Ernie Els has won in faraway lands – twice in the Middle East, once in China – but the Big Easy has had a tough time on the PGA Tour. He squandered two great chances to win at the start of the year in Hawaii, and his only decent opportunity since then was at Congressional. He shot 72 in the final round of the Booz Allen to finish five shots back.

Whether he can turn it around remains to be seen, although history is not on his side.

Els is coming off a devastating year in the majors – a playoff loss in the British Open to journeyman Todd Hamilton; a bogey on the 18th hole that cost him a spot in the playoff at the PGA Championship; a great round that went unrewarded when Mickelson beat him at the Masters, and an 80 from the final group at the U.S. Open.

The last time he felt so empty was when he was runner-up in the first three majors of 2000. He went through the motions in 2001, failing to win on the PGA Tour for the only time in his career.

Retief Goosen also has laid an egg.

He was a forgotten figure at the start of the year, only making news when he didn’t play. Goosen overslept and missed his pro-am time by 10 minutes at Riviera, making him ineligible to tee off in the Nissan Open. Then, it looked like he slept through the final round of the U.S. Open.
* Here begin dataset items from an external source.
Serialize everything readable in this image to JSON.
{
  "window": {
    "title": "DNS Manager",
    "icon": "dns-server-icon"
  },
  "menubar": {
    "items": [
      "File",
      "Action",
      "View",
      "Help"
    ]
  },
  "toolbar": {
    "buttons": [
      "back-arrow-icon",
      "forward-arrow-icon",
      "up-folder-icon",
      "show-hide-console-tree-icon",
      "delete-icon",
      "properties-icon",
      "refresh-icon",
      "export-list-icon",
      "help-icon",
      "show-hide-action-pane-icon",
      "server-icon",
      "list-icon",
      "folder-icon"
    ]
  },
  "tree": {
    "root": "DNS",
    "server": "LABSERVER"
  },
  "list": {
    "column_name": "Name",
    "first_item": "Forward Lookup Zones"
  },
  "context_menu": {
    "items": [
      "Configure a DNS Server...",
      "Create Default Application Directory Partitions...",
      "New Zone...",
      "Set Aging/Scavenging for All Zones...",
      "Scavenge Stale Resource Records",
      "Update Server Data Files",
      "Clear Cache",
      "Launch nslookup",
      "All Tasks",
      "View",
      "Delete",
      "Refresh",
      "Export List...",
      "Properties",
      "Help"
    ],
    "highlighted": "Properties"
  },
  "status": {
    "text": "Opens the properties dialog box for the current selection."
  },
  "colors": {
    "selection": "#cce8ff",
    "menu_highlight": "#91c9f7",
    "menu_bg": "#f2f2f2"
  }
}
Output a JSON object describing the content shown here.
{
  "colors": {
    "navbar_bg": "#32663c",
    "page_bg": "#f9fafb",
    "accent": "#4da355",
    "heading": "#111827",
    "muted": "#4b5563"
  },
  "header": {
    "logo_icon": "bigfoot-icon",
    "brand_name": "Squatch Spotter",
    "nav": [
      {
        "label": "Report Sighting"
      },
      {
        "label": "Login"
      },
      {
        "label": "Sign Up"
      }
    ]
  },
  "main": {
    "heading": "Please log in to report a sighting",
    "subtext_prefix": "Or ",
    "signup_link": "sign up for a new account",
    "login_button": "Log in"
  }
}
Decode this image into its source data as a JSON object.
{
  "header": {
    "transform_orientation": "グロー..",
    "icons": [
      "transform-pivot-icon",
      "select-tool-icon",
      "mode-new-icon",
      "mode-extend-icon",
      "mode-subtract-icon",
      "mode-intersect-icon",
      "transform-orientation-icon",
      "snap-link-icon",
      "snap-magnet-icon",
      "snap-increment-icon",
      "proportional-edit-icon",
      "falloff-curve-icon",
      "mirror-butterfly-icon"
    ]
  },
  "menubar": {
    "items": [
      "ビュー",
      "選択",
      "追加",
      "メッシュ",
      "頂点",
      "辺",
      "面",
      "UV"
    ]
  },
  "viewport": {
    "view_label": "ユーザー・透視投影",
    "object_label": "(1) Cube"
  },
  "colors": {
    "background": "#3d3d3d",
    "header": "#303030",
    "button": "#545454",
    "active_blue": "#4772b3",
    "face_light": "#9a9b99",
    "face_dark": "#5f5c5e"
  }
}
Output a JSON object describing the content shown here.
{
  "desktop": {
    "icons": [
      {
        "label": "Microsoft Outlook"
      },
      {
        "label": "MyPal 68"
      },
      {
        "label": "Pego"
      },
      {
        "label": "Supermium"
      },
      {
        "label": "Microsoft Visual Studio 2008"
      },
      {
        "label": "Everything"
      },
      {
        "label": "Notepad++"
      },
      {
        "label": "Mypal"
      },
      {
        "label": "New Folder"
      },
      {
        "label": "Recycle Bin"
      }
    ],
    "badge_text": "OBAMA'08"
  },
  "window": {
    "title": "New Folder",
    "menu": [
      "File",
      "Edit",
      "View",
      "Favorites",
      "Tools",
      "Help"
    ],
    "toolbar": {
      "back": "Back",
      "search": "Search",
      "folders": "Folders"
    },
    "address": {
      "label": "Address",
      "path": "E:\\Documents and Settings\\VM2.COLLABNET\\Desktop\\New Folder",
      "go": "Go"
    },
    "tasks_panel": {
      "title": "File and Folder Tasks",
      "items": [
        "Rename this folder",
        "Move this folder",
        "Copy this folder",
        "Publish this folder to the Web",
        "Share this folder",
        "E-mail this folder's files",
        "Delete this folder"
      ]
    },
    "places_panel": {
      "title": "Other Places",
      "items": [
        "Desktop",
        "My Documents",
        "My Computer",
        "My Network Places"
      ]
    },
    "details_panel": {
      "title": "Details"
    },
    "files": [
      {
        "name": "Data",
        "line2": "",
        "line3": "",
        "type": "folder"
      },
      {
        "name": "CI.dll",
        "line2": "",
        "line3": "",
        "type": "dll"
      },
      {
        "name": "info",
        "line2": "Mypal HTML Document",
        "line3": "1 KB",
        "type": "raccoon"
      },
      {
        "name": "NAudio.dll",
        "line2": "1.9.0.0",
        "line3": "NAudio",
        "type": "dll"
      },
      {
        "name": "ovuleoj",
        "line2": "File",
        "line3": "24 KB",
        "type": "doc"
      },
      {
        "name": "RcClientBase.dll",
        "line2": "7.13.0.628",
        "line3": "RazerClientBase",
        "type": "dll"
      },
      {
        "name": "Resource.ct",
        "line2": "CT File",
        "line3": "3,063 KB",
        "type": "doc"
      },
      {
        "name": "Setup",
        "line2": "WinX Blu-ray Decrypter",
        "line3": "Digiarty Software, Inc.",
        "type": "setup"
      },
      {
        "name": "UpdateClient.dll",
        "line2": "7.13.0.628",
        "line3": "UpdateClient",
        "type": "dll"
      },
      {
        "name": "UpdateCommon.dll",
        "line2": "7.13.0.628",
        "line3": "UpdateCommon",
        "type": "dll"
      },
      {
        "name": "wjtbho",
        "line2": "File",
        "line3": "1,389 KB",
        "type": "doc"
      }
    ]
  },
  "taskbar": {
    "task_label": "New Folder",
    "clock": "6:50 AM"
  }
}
Described as unflappable and nearly unbeatable, Goosen lost a three-shot lead in three holes at Pinehurst No. 2 and wound up with an 81. Turns out he was unflappable in defeat, taking in stride the worst final-round score by a 54-hole leader at the U.S. Open since Gil Morgan shot 81 in the final round at Pebble Beach in 1992.

“Everybody else seems to be more worried about it than I am,” Goosen said last week. “It was a disappointing day, but nothing like that is going to bother me.”

Despite three trophies, Mickelson hardly could be considered a threat to No. 1.

None of his victories this year came against more than one other member of the “Big Five” – Singh was at Phoenix and Pebble Beach, Goosen was at the rain-shortened BellSouth Classic. Lefty gets high grades for the best round of the year – not his 60 in the FBR Open, but his 10-under 62 at tough Spyglass Hill that sent him to a wire-to-wire victory at the Pebble Beach National Pro-Am.

He was so hot in February that he was atop the leaderboard for 10 consecutive rounds of stroke play going into the last day at Doral. Mickelson practically begged for Woods’ best game on the Blue Monster and got every bit of it, losing by one shot in the only head-to-head battle by any two members of the Big Five.

But he hasn’t been the same since.

Mickelson won in Atlanta, but only because Jose Maria Olazabal twice missed 5-foot putts on the 18th hole. His preparations for the majors are just as calculating, but the game hasn’t been there, and his only tussle on the weekend has been over spike marks.

Singh has top 10s in both majors, although he was an afterthought in the Masters and U.S. Open. He still leads the PGA Tour money list, but that’s more a product of playing 20 times – seven more tournaments than Woods.

Woods and Singh have swapped spots atop the world ranking six times this year, and No. 1 could continue to be a revolving door through the end of the year.

But for all the talk of a “Big Five,” the first half of the year has narrowed it down to two.